If the NCAA has thrown up a white flag trying to police how coaches interact with recruits on Twitter, how would it ever successfully put the clamps on negative recruiting?
All of which makes it peculiar that Penn State athletic director Sandy Barbour and football coach James Franklin made a crusade against negative recruiting during the recent Big Ten football media days. Who’s to say Franklin or his staff members never say unflattering things about their conference rivals during the recruiting process?
The allegations from Barbour and Franklin stem from the reaction of court documents released recently involving the Jerry Sandusky child molestation case in which Joe Paterno reportedly knew of the wrongdoing but did nothing about it.
Franklin told a group of reporters at the Big Ten media day: “A month ago, I’m in Chicago at a wedding of one of my former players and the most recent things (about Paterno) come up. I spend all Friday and Saturday on the phone talking to all of our players because other schools are contacting them and telling them the NCAA is going to get involved again and impose more sanctions.”
The situation drew this reaction from Barbour: “There’s different levels of negative recruiting. There’s taking facts and making sure that, instead of espousing your positives, espousing someone else’s negatives. What I was specifically referring to was making stuff up, and things that are not factual. That’s a fact, that that is happening. We’re hearing it from prospective student-athletes, and we’ll handle it.”

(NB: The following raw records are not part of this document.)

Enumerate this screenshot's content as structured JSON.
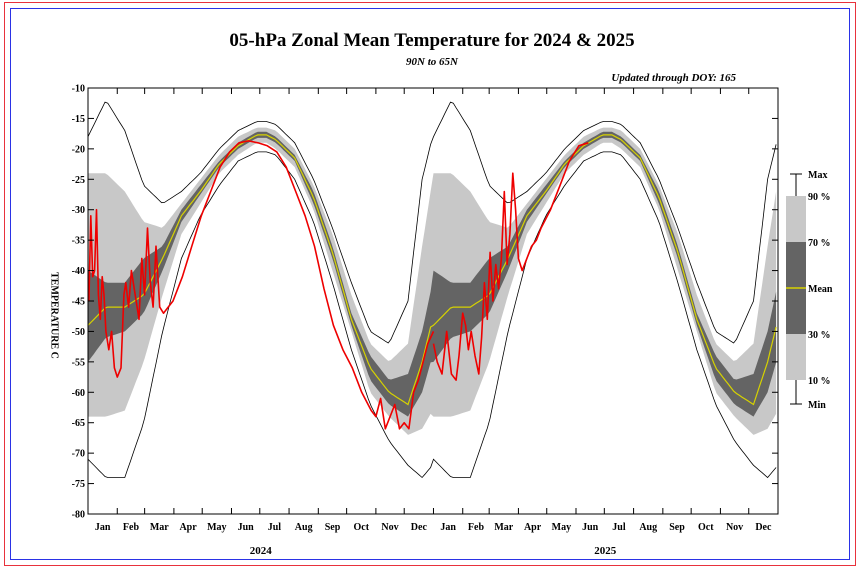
{
  "title": "05-hPa Zonal Mean Temperature for 2024 & 2025",
  "subtitle": "90N to 65N",
  "updated": "Updated through DOY: 165",
  "colors": {
    "band_10_90": "#c8c8c8",
    "band_30_70": "#646464",
    "mean": "#d6d200",
    "extreme": "#000000",
    "observed": "#ee0000",
    "outer_frame": "#e8323c",
    "inner_frame": "#2a32e6"
  },
  "chart_data": {
    "type": "line",
    "title": "05-hPa Zonal Mean Temperature for 2024 & 2025",
    "subtitle": "90N to 65N",
    "xlabel": "",
    "ylabel": "TEMPERATURE C",
    "ylim": [
      -80,
      -10
    ],
    "yticks": [
      -10,
      -15,
      -20,
      -25,
      -30,
      -35,
      -40,
      -45,
      -50,
      -55,
      -60,
      -65,
      -70,
      -75,
      -80
    ],
    "xlim": [
      0,
      731
    ],
    "month_labels": [
      "Jan",
      "Feb",
      "Mar",
      "Apr",
      "May",
      "Jun",
      "Jul",
      "Aug",
      "Sep",
      "Oct",
      "Nov",
      "Dec",
      "Jan",
      "Feb",
      "Mar",
      "Apr",
      "May",
      "Jun",
      "Jul",
      "Aug",
      "Sep",
      "Oct",
      "Nov",
      "Dec"
    ],
    "month_starts": [
      0,
      31,
      60,
      91,
      121,
      152,
      182,
      213,
      244,
      274,
      305,
      335,
      366,
      397,
      425,
      456,
      486,
      517,
      547,
      578,
      609,
      639,
      670,
      700
    ],
    "years": [
      "2024",
      "2025"
    ],
    "year_centers": [
      183,
      548
    ],
    "legend": {
      "placement": "right",
      "labels": [
        "Max",
        "90 %",
        "70 %",
        "Mean",
        "30 %",
        "10 %",
        "Min"
      ]
    },
    "climatology_by_doy": {
      "doy": [
        1,
        20,
        40,
        60,
        80,
        100,
        120,
        140,
        160,
        180,
        190,
        200,
        220,
        240,
        260,
        280,
        300,
        320,
        340,
        355,
        366
      ],
      "max": [
        -18,
        -12,
        -17,
        -26,
        -29,
        -27,
        -24,
        -20,
        -17,
        -15.5,
        -15.5,
        -16,
        -19,
        -25,
        -33,
        -42,
        -50,
        -52,
        -45,
        -25,
        -18
      ],
      "p90": [
        -24,
        -24,
        -27,
        -32,
        -33,
        -29,
        -25,
        -21,
        -18,
        -16.5,
        -16.5,
        -17,
        -20,
        -26,
        -34,
        -44,
        -52,
        -55,
        -52,
        -36,
        -25
      ],
      "p70": [
        -40,
        -42,
        -42,
        -38,
        -36,
        -30,
        -26,
        -22,
        -19,
        -17.2,
        -17.2,
        -18,
        -21,
        -27,
        -36,
        -47,
        -54,
        -58,
        -57,
        -50,
        -42
      ],
      "mean": [
        -49,
        -46,
        -46,
        -44,
        -38,
        -31,
        -27,
        -22.5,
        -19.5,
        -17.7,
        -17.7,
        -18.5,
        -21.5,
        -28,
        -37,
        -48,
        -56,
        -60,
        -62,
        -55,
        -48
      ],
      "p30": [
        -55,
        -51,
        -50,
        -47,
        -40,
        -32,
        -27.5,
        -23,
        -20,
        -18.2,
        -18.2,
        -19,
        -22,
        -29,
        -38,
        -49,
        -58,
        -62,
        -64,
        -60,
        -54
      ],
      "p10": [
        -64,
        -64,
        -63,
        -55,
        -44,
        -34,
        -29,
        -24,
        -21,
        -19,
        -19,
        -20,
        -23,
        -30,
        -40,
        -50,
        -60,
        -64,
        -67,
        -66,
        -63
      ],
      "min": [
        -71,
        -74,
        -74,
        -65,
        -50,
        -38,
        -31,
        -26,
        -22,
        -20.5,
        -20.5,
        -21,
        -25,
        -32,
        -42,
        -53,
        -62,
        -68,
        -72,
        -74,
        -72
      ]
    },
    "series": [
      {
        "name": "2024",
        "x": [
          1,
          3,
          5,
          7,
          9,
          11,
          13,
          15,
          17,
          19,
          22,
          25,
          28,
          31,
          35,
          38,
          40,
          43,
          46,
          50,
          54,
          57,
          60,
          63,
          66,
          69,
          72,
          76,
          80,
          85,
          90,
          100,
          110,
          120,
          130,
          140,
          150,
          160,
          170,
          180,
          190,
          200,
          210,
          220,
          230,
          240,
          250,
          260,
          270,
          280,
          290,
          300,
          305,
          310,
          315,
          320,
          325,
          330,
          335,
          340,
          345,
          350,
          355,
          360,
          366
        ],
        "y": [
          -45,
          -31,
          -41,
          -40,
          -30,
          -44,
          -48,
          -41,
          -44,
          -50,
          -53,
          -50,
          -56,
          -57.5,
          -56,
          -44,
          -42,
          -46,
          -40,
          -44,
          -48,
          -38,
          -44,
          -33,
          -42,
          -46,
          -36,
          -46,
          -47,
          -46,
          -45,
          -41,
          -36,
          -31,
          -27,
          -23,
          -20.5,
          -19,
          -18.7,
          -19,
          -19.5,
          -20.5,
          -23,
          -27,
          -31,
          -36,
          -43,
          -49,
          -53,
          -56,
          -60,
          -63,
          -64,
          -61,
          -66,
          -64,
          -62,
          -66,
          -65,
          -66,
          -60,
          -58,
          -55,
          -52,
          -50
        ]
      },
      {
        "name": "2025",
        "x": [
          366,
          370,
          375,
          380,
          385,
          390,
          393,
          397,
          400,
          403,
          406,
          410,
          414,
          417,
          420,
          423,
          426,
          429,
          432,
          435,
          438,
          441,
          444,
          447,
          450,
          453,
          456,
          460,
          465,
          470,
          475,
          480,
          490,
          500,
          510,
          520,
          530
        ],
        "y": [
          -52,
          -55,
          -57,
          -50,
          -57,
          -58,
          -54,
          -47,
          -49,
          -53,
          -50,
          -54,
          -57,
          -51,
          -42,
          -48,
          -37,
          -45,
          -39,
          -43,
          -38,
          -27,
          -39,
          -34,
          -24,
          -30,
          -38,
          -40,
          -38,
          -36,
          -35,
          -33,
          -30,
          -26,
          -22,
          -19.5,
          -19
        ]
      }
    ]
  }
}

Penn State unfortunately will forever be stained by the Sandusky case and the now unfavorable image of Paterno, who throughout his coaching career was revered by opposing coaches. With a new generation of coaches, and young players who identify Penn State mostly with this scandal, Paterno’s once-proud program is open season. It will be that way until Franklin is able to help the Nittany Lions forge a new identity. Winning cures all.

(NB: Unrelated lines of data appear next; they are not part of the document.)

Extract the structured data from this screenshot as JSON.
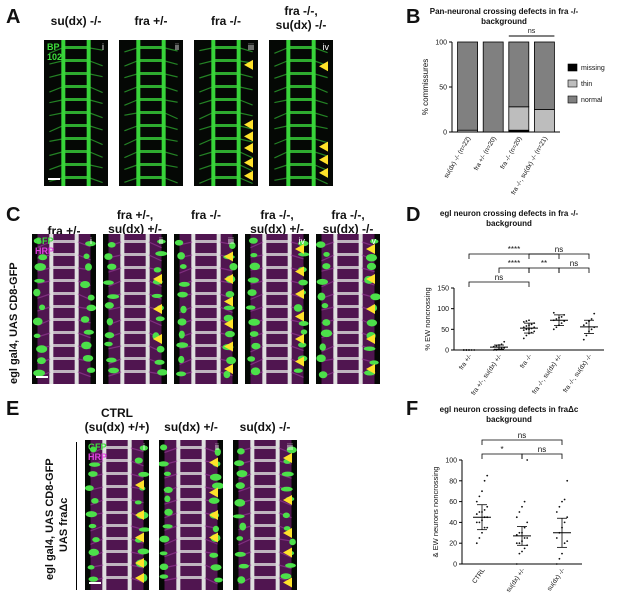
{
  "panels": {
    "A": {
      "label": "A",
      "columns": [
        "su(dx) -/-",
        "fra +/-",
        "fra -/-",
        "fra -/-,\nsu(dx) -/-"
      ],
      "romans": [
        "i",
        "ii",
        "iii",
        "iv"
      ],
      "stain": [
        "BP",
        "102"
      ]
    },
    "B": {
      "label": "B"
    },
    "C": {
      "label": "C",
      "columns": [
        "fra +/-",
        "fra +/-,\nsu(dx) +/-",
        "fra -/-",
        "fra -/-,\nsu(dx) +/-",
        "fra -/-,\nsu(dx) -/-"
      ],
      "romans": [
        "i",
        "ii",
        "iii",
        "iv",
        "v"
      ],
      "stain": [
        "GFP",
        "HRP"
      ],
      "side_label": "egl gal4, UAS CD8-GFP"
    },
    "D": {
      "label": "D"
    },
    "E": {
      "label": "E",
      "columns": [
        "CTRL\n(su(dx) +/+)",
        "su(dx) +/-",
        "su(dx) -/-"
      ],
      "romans": [
        "i",
        "ii",
        "iii"
      ],
      "stain": [
        "GFP",
        "HRP"
      ],
      "side_label_1": "egl gal4, UAS CD8-GFP",
      "side_label_2": "UAS fraΔc"
    },
    "F": {
      "label": "F"
    }
  },
  "chart_data": [
    {
      "id": "B",
      "type": "bar",
      "title": "Pan-neuronal crossing defects in fra -/- background",
      "ylabel": "% commissures",
      "ylim": [
        0,
        100
      ],
      "yticks": [
        0,
        50,
        100
      ],
      "categories": [
        "su(dx) -/- (n=22)",
        "fra +/- (n=20)",
        "fra -/- (n=20)",
        "fra -/-, su(dx) -/- (n=21)"
      ],
      "stacked": true,
      "series": [
        {
          "name": "missing",
          "color": "#000000",
          "values": [
            0,
            0,
            2,
            0
          ]
        },
        {
          "name": "thin",
          "color": "#bdbdbd",
          "values": [
            2,
            0,
            26,
            25
          ]
        },
        {
          "name": "normal",
          "color": "#808080",
          "values": [
            98,
            100,
            72,
            75
          ]
        }
      ],
      "significance": [
        {
          "from": 2,
          "to": 3,
          "label": "ns"
        }
      ],
      "legend_position": "right"
    },
    {
      "id": "D",
      "type": "scatter",
      "title": "egl neuron crossing defects in fra -/- background",
      "ylabel": "% EW noncrossing",
      "ylim": [
        0,
        150
      ],
      "yticks": [
        0,
        50,
        100,
        150
      ],
      "categories": [
        "fra +/-",
        "fra +/-, su(dx) +/-",
        "fra -/-",
        "fra -/-, su(dx) +/-",
        "fra -/-, su(dx) -/-"
      ],
      "mean": [
        0,
        7,
        53,
        72,
        56
      ],
      "sd": [
        0,
        5,
        12,
        13,
        16
      ],
      "points": [
        [
          0,
          0,
          0,
          0,
          0,
          0,
          0,
          0
        ],
        [
          0,
          0,
          2,
          4,
          5,
          8,
          10,
          12,
          14,
          20
        ],
        [
          28,
          35,
          40,
          42,
          45,
          48,
          50,
          50,
          52,
          55,
          55,
          58,
          60,
          62,
          65,
          68,
          70,
          72
        ],
        [
          50,
          55,
          60,
          65,
          70,
          72,
          75,
          78,
          80,
          85,
          90
        ],
        [
          25,
          35,
          45,
          50,
          55,
          60,
          65,
          70,
          75,
          88
        ]
      ],
      "significance": [
        {
          "from": 0,
          "to": 2,
          "label": "ns",
          "level": 0
        },
        {
          "from": 0,
          "to": 3,
          "label": "****",
          "level": 2
        },
        {
          "from": 1,
          "to": 2,
          "label": "****",
          "level": 1
        },
        {
          "from": 2,
          "to": 3,
          "label": "**",
          "level": 1
        },
        {
          "from": 2,
          "to": 4,
          "label": "ns",
          "level": 2
        },
        {
          "from": 3,
          "to": 4,
          "label": "ns",
          "level": 1
        }
      ]
    },
    {
      "id": "F",
      "type": "scatter",
      "title": "egl neuron crossing defects in fraΔc background",
      "ylabel": "& EW neurons noncrossing",
      "ylim": [
        0,
        100
      ],
      "yticks": [
        0,
        20,
        40,
        60,
        80,
        100
      ],
      "categories": [
        "CTRL",
        "su(dx) +/-",
        "su(dx) -/-"
      ],
      "mean": [
        45,
        27,
        30
      ],
      "sd": [
        12,
        9,
        14
      ],
      "points": [
        [
          20,
          25,
          30,
          35,
          35,
          40,
          40,
          42,
          45,
          45,
          48,
          50,
          50,
          52,
          55,
          60,
          65,
          70,
          80,
          85
        ],
        [
          0,
          10,
          12,
          15,
          18,
          20,
          20,
          22,
          25,
          25,
          28,
          30,
          30,
          35,
          40,
          45,
          50,
          55,
          60,
          100
        ],
        [
          0,
          5,
          10,
          20,
          22,
          25,
          30,
          35,
          40,
          45,
          50,
          55,
          60,
          62,
          80
        ]
      ],
      "significance": [
        {
          "from": 0,
          "to": 1,
          "label": "*",
          "level": 0
        },
        {
          "from": 1,
          "to": 2,
          "label": "ns",
          "level": 0
        },
        {
          "from": 0,
          "to": 2,
          "label": "ns",
          "level": 1
        }
      ]
    }
  ]
}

None of the opposing coaches will admit they negatively recruit which makes it odd that a reporter at the media days actually asked Ohio State coach Urban Meyer and Michigan State coach Mark Dantonio if they or their staffs have negatively recruited against Penn State.

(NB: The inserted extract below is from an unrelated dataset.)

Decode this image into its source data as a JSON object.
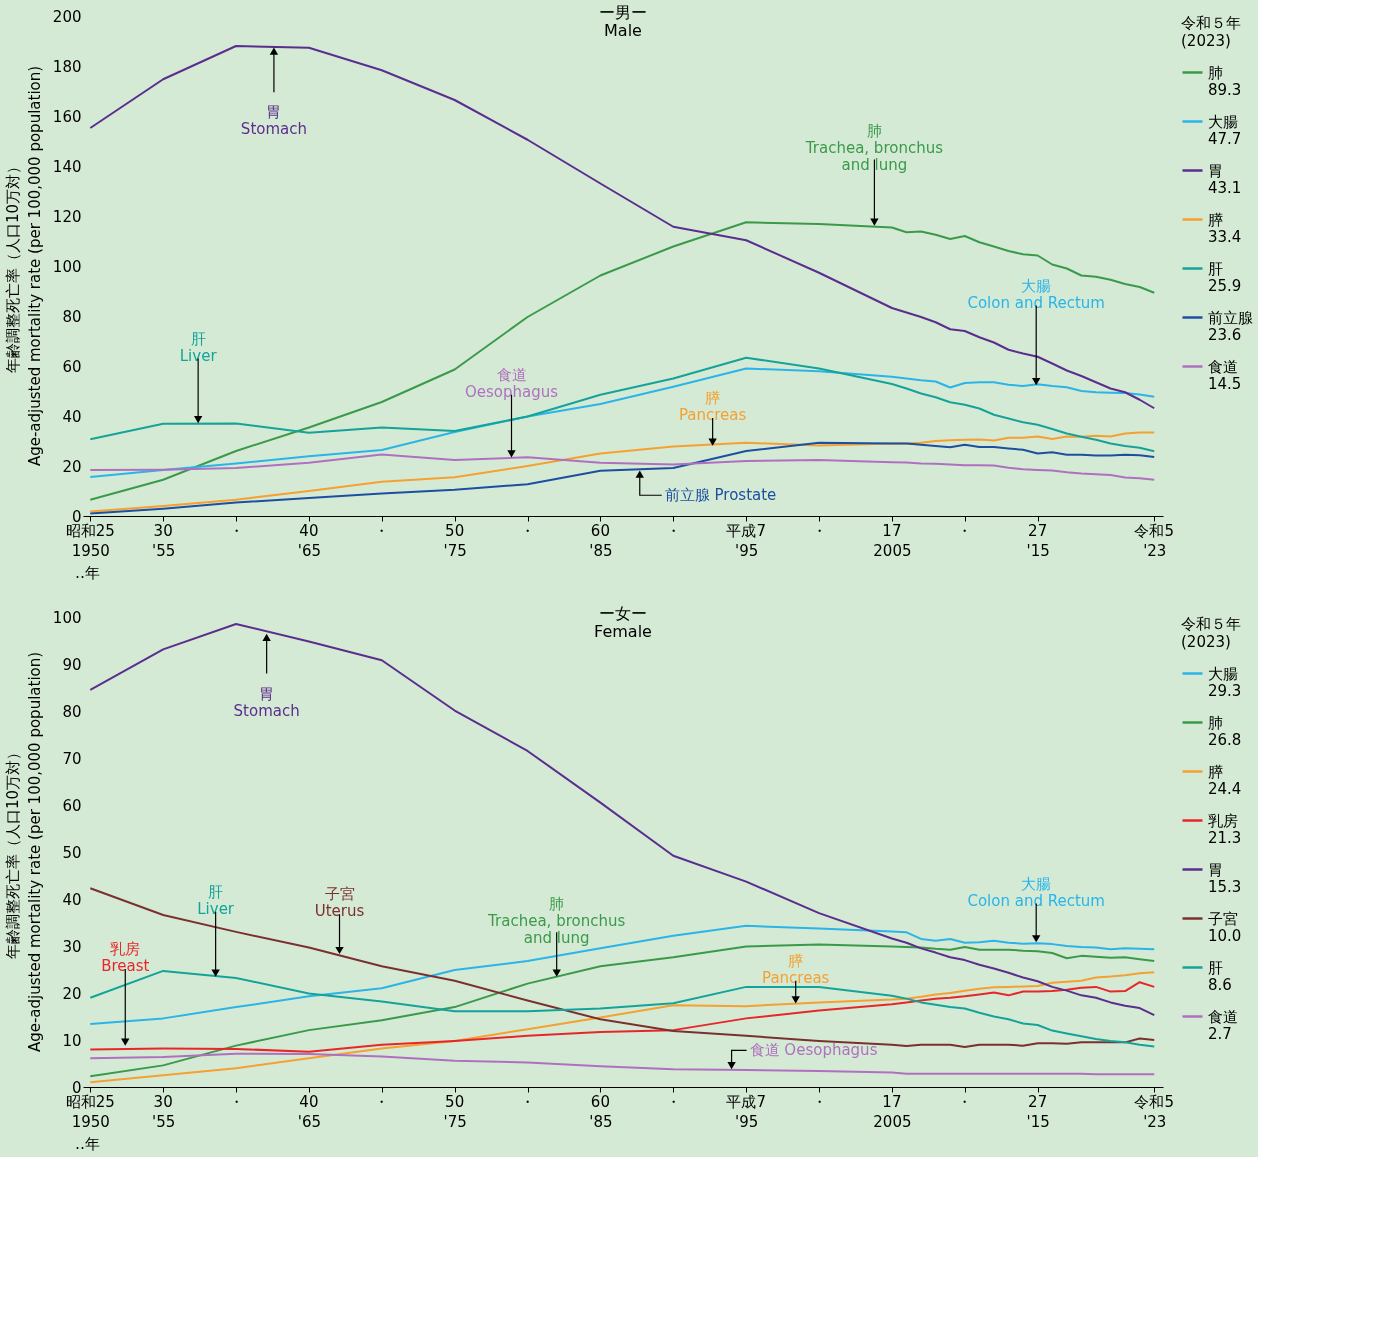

“That’s an awfully strong accusation,” Meyer said. “We do just fine in recruiting to not have to worry about that stuff.”
The competition will always try to build on the other’s misfortunes. Some are ruthless while doing so. Like it or not, that’s part of the recruiting game. It will never change unless the NCAA passes a rule to record every conversation between a coach and recruit.
For Barbour and especially Franklin (no stranger to the recruiting game) to cry foul, shows the Penn State program will take a while to return to solid ground now that it has served its NCAA penalty and is back to a full 85 scholarships.
Nothing positive can come out of the negative-recruiting complaints made by the Nittany Lions’ brass. It paints a picture of Barbour and Franklin fighting their way from out of a corner in despair. And what happens now if one of Franklin’s assistants says something negative about a Big Ten or MAC foe, for example, while on the recruiting trail? Hypocritical?
For as long as recruiting has existed, coaches make it a point to tell recruits about the question marks involved with a rival program: The other coach may be fired, retired or gone soon. … The NCAA is investigating that program. … A lot of players have transferred out of that school. … Those guys over there are known to not coach up their players. … They don’t have the facilities or weight room we have. …
So on and so on.
What should be done about negative recruiting? The NCAA will not crack down on it, so coaches and administrators should refrain from publicly whining about it. They should use that energy toward building a winning culture and developing the talent they have. Recruits and their parents want results from coaches, not for them to react to what others are saying.
Perhaps when on top again, Penn State’s coaches will talk down about their rivals while on the recruiting trail (if they are not already doing so). The recruiting game, as negative as it might become, will live on no matter what.